The administration estimated that by 2013, health plans covering as few as 39 percent and as many as 69 percent of employees could lose protected status. For small employers, the total could be as high as 80 percent; for large ones, it could reach 64 percent.
Those plans would then have to offer benefits required of new plans, such as fully covering certain preventive services and guaranteeing access to OB-GYNs. Beginning in 2014, non-grandfathered plans covering individuals and small groups would also have to offer at least a minimum benefits package as defined by the government.
To the extent that plans losing grandfathered status do not already offer those benefits, their costs could increase.
"This is not only bad news for the vast majority of Americans who like the plans they have. It also flatly contradicts the president's repeated promises," Senate Minority Leader Mitch McConnell (R-Ky.) said on the Senate floor.
Health and Human Services Secretary Kathleen Sebelius said in an interview that Obama "wanted to make sure as much as possible that if people had plans that they liked they got to keep them and balance that with, you know, some overall protection for consumers."
Obama's frequently repeated promise about keeping your coverage if you like it was problematic. Health plans routinely make changes. If the overhaul works as intended, many small businesses would send workers to new marketplaces called exchanges, where they could find more and better options. Over time, the exchanges could be opened to large employers, too.
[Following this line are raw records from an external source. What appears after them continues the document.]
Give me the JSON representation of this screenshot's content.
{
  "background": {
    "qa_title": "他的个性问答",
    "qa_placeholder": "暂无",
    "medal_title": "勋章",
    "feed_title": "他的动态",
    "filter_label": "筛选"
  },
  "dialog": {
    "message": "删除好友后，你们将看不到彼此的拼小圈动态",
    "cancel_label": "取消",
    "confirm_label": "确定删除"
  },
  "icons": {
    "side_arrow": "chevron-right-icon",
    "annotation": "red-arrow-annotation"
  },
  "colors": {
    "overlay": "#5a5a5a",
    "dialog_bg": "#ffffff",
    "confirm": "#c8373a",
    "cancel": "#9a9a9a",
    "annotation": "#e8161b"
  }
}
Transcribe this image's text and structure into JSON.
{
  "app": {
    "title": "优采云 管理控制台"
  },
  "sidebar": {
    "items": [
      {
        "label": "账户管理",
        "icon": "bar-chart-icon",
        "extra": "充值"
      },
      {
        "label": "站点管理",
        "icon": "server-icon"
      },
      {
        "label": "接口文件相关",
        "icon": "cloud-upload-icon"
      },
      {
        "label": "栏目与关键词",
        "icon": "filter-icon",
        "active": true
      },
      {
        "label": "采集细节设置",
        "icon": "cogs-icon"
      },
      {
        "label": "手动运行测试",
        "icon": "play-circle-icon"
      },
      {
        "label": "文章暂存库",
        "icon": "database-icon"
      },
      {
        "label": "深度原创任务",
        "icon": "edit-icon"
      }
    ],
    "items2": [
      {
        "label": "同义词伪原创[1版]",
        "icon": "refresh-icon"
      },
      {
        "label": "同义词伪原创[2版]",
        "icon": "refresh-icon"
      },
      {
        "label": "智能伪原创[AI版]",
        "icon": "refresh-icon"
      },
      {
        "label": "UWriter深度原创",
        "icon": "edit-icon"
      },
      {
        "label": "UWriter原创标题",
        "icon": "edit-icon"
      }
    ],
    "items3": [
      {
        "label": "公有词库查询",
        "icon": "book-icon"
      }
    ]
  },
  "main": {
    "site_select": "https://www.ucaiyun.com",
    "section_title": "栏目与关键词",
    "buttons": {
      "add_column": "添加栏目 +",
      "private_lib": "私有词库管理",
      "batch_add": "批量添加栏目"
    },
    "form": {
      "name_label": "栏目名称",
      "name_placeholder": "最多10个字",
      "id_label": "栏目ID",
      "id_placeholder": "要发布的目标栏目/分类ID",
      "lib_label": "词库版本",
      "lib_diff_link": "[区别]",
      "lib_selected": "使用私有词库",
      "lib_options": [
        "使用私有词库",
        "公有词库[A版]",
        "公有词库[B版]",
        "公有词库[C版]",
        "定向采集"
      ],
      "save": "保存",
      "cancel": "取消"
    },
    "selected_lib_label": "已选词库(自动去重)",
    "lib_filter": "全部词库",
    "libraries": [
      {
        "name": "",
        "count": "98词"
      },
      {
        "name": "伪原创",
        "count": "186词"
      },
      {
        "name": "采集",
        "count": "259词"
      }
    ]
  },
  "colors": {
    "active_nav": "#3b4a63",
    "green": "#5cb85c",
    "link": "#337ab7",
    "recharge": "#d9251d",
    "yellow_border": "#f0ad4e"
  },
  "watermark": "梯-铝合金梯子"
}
The promise helped reassure a public nervous about change, but it also gave Obama's critics political ammunition.
Losing grandfathered status could be a bigger deal for small businesses than for large businesses because small employers' health plans could have more ground to make up to come into compliance.
Industry representatives said it was too soon to tell how much.
"The reality is, we're going to have to take a closer look at these rules," said Kathryn Wilber, senior counsel for health policy at the American Benefits Council, whose member companies sponsor or administer health plans. "They're a little more complicated than we would have liked, and it's really a plan-by-plan specific decision."
Judging the stakes is also complicated by the fact that rules implementing other aspects of the health-care overhaul have yet to be hammered out by regulators.
"For example, the law gives very little insight on what types of internal and external claims procedures a [non-grandfathered] plan would have to have in place," said Kelly Traw, a lawyer with Mercer, a human resources consulting firm. "It also does not spell out which preventive services a plan might offer."